J’ai la sensation qu’en répétant tout simplement ces mots, ma dissonance intérieure, mes soucis non résolus, viennent à la lumière. Non seulement ils viennent à la lumière, mais c’est comme si mon désordre intérieur commençait à entrer en résonance avec la fréquence de ces mots et l’intention qu’ils portent et cela produit une transformation dans mon esprit. Après avoir pratiquer pendant des années, j’ai aujourd’hui l’impression que ces quatre concepts simples «Je suis désolé, pardonne-moi, merci, je t’aime» agissent comme un diapason, comme si chacun avait une tonalité élevée différente que je pouvais utiliser pour ajuster les parties non harmonieuses de moi-même. Lorsque je répète ce «mantra», mon esprit chaotique se calme presque immédiatement.

C’est dans ce calme que la lumière peut percer notre esprit. Lorsque nous sommes sans pensées. Si nous arrivons à créer le vide, alors nous découvrons la vraie force de l’Ho’oponopono.

Dans toutes les cultures, les concepts exprimés par «Je suis désolé, pardonne-moi, merci, je t’aime» sont considérés comme étant à la base non seulement de l’enseignement religieux, mais également de la construction de la communauté, de la société. Le pouvoir de l’Ho’oponopono pourrait ainsi dérivé de ce que le psychologue Carl Jung a appellé «l’inconscient collectif», c’est-à-dire «l’inconscient qui est l’ensemble de tous les archétypes, est le dépôt de tout ce que l’humanité a vécu, en remontant à ses plus obscurs commencements, non pas un dépôt mort, sorte de champ de ruines abandonnées – mais un système de réactions et de disponibilités qui déterminent la vie individuelle par des voies invisibles et par suite, d’autant plus efficaces».

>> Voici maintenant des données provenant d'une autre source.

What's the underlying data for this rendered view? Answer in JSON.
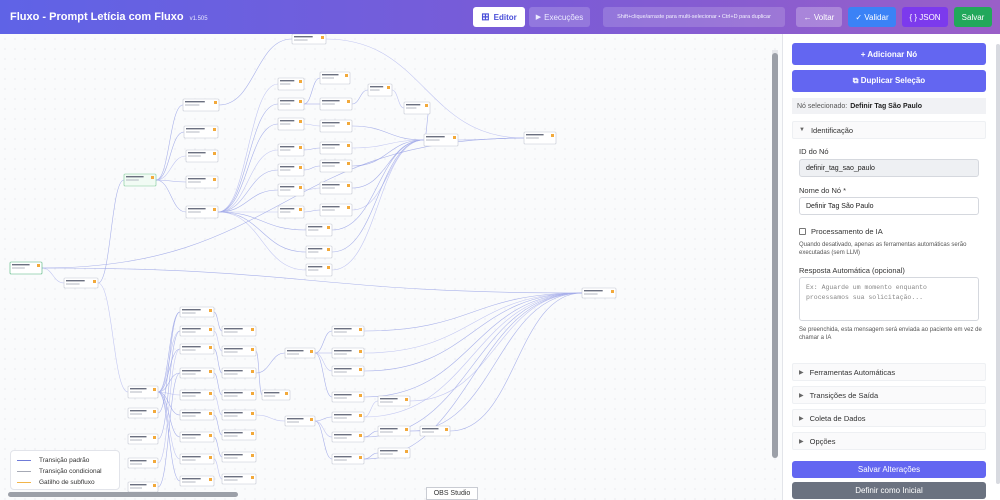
{
  "header": {
    "title": "Fluxo - Prompt Letícia com Fluxo",
    "version": "v1.505",
    "tab_editor": "Editor",
    "tab_execucoes": "Execuções",
    "hint": "Shift+clique/arraste para multi-selecionar • Ctrl+D para duplicar",
    "btn_voltar": "← Voltar",
    "btn_validar": "✓ Validar",
    "btn_json": "{ } JSON",
    "btn_salvar": "Salvar"
  },
  "legend": {
    "items": [
      {
        "label": "Transição padrão",
        "color": "#6f7bd8"
      },
      {
        "label": "Transição condicional",
        "color": "#a6aab5"
      },
      {
        "label": "Gatilho de subfluxo",
        "color": "#f2b54a"
      }
    ]
  },
  "taskbar": {
    "label": "OBS Studio"
  },
  "panel": {
    "btn_add": "+ Adicionar Nó",
    "btn_dup": "⧉ Duplicar Seleção",
    "selected_prefix": "Nó selecionado:",
    "selected_name": "Definir Tag São Paulo",
    "section_identificacao": "Identificação",
    "id_label": "ID do Nó",
    "id_value": "definir_tag_sao_paulo",
    "name_label": "Nome do Nó *",
    "name_value": "Definir Tag São Paulo",
    "ia_label": "Processamento de IA",
    "ia_help": "Quando desativado, apenas as ferramentas automáticas serão executadas (sem LLM)",
    "resp_label": "Resposta Automática (opcional)",
    "resp_placeholder": "Ex: Aguarde um momento enquanto processamos sua solicitação...",
    "resp_help": "Se preenchida, esta mensagem será enviada ao paciente em vez de chamar a IA",
    "sections": [
      "Ferramentas Automáticas",
      "Transições de Saída",
      "Coleta de Dados",
      "Opções"
    ],
    "btn_save": "Salvar Alterações",
    "btn_initial": "Definir como Inicial"
  },
  "colors": {
    "header_start": "#5f63e6",
    "accent": "#6366f1",
    "save_green": "#22a85b",
    "validate_blue": "#3b82f6",
    "json_purple": "#7c3aed"
  }
}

Selon l’Ho’oponopono, tout est connecté. L’Ho’oponopono n’est pas alors simplement un moyen de se guérir soi-même, mais de guérir également les autres et la planète. C’est le vrai pouvoir du pardon.

Il s’agit donc de prendre la responsabilité de bien plus que de nous-mêmes car «vous êtes en moi et je suis en vous». En pratiquant l’Ho’oponopono, nous pouvons prendre conscience que la dissonance que nous vivons avec les autres, que nous retrouvons chez les autres ainsi que dans le monde extérieur est due à des pensées qui sont stockées dans nos souvenirs personnels et collectifs. Le fait de croire que ces erreurs existent dans une sorte de mémoire collective accessible à tous permet à la personne pratiquant l’Ho’oponopono de nettoyer ces erreurs, que l’erreur soit née dans ses propres pensées personnelles ou pas.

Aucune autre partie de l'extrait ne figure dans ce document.